On this occasion she was in 1st gear rolling slowly towards a roundabout, foot on clutch only, then applied the accelerater and the car surged ahead, and she needed to quickly apply the break, luckily this time no near misses...
If rolling towards a junction, why is a foot on the clutch? Take foot off and let the engine just pull gently.
If the clutch is fully down, then there is no drive. So this must mean you are either resting a foot on the pedal, bad practice, or holding the pedal slightly down.
Either of those may cause a little slip, but as more power is applied, the clutch may grab, taking full engine revs to the wheels, instead of losing some with the slip.

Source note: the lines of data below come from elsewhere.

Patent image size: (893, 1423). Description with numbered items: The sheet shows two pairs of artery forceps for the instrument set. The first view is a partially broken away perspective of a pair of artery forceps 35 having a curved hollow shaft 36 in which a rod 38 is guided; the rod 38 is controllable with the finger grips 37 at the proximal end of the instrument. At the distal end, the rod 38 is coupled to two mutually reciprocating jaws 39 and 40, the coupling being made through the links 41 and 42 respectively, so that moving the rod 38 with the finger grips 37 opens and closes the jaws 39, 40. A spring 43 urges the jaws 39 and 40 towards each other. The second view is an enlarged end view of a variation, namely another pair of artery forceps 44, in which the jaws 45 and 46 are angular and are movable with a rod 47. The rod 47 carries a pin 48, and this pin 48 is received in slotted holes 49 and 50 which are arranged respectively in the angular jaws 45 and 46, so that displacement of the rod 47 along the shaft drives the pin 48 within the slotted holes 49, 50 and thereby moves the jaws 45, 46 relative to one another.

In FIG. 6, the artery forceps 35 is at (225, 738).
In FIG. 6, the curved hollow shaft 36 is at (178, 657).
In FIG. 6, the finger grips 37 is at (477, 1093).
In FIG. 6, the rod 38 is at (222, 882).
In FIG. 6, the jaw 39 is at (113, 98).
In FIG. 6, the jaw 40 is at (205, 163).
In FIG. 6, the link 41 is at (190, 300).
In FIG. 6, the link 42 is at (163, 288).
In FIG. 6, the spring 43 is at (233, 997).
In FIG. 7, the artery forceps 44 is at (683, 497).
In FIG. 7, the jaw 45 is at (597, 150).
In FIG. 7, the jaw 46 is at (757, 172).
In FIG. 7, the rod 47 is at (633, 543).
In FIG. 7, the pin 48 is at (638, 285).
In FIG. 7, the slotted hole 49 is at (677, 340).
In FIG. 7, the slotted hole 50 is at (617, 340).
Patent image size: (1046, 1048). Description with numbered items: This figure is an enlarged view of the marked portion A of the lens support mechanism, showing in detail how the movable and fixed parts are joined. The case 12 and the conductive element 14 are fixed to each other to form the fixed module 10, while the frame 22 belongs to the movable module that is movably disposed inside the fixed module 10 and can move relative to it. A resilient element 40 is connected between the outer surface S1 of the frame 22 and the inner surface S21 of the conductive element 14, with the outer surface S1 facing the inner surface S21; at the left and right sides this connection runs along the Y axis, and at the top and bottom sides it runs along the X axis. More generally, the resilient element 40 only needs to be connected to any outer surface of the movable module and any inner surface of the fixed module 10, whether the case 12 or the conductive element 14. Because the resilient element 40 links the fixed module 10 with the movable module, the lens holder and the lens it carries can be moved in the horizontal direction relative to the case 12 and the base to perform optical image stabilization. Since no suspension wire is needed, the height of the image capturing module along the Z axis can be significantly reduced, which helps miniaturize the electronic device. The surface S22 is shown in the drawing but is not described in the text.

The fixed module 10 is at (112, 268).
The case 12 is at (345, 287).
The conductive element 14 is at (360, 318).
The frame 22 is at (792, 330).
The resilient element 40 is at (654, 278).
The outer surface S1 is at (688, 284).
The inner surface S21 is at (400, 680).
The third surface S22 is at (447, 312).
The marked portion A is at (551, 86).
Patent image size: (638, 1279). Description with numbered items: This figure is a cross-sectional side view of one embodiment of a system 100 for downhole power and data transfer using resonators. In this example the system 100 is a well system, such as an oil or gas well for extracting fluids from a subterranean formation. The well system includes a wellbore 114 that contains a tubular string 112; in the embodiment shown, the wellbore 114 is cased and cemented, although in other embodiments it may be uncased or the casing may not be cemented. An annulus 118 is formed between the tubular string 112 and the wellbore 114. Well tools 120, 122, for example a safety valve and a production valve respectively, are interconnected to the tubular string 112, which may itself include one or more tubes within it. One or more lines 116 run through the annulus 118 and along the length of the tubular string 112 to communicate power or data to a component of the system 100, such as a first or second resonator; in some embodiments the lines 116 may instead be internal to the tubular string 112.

This may be a technique issue.
Find a local road with little or no traffic and good visibility ahead and behind. As flat as possible.
Move away in 1st gear, then let go of all pedals. Let the car just roll along with the engine on tickover.
Now gently apply the gas to increase speed. Pickup should be smooth and controllable.
Now change to 2nd, release all pedals and allow it to roll along on tickover again. This will demonstrate the lowest speed it will tolerate in 2nd gear. At or above this speed there is no need to depress the clutch.
Again, from there, gently adding gas should bring a smooth increase in speed.
Many cars will do this in 3rd as well, but will protest at the gentle acceleration.
When moving away, it is easy to be lazy and bring the clutch up before adding any gas. Sadly many instructors teach this way, as it is easier, so lazy. It is poor practice, confuses the engine management computer, and increases cylinder bore wear.
Should always add a little gas to raise the tickover before finding the clutch bite, then gas is added as the clutch is released. Only once moving can the engine be allowed to sit on tickover to pull the car along without gas.
Physics - Basic Inertia rules. It takes more energy to start something moving, than it does to keep it moving.
If the clutch is brought to bite without any gas, the engine computer is trying to maintain tickover against the added load. More fuel is put into the engine to prevent a stall.
As you then push the gas pedal, the first movement tells the computer that you will now decide on fuel input, but the computer is already feeding more than you are now requesting, until you've moved the pedal far enough. The computer responds by reducing the fuel input, which momentarily tries to cause a stall, so the computer adds fuel, discovers it is adding more than requested, and repeats the cycle. Some engines tolerate this better than others. Some will kangaroo, others just push harder than you wished. This is what may be happening.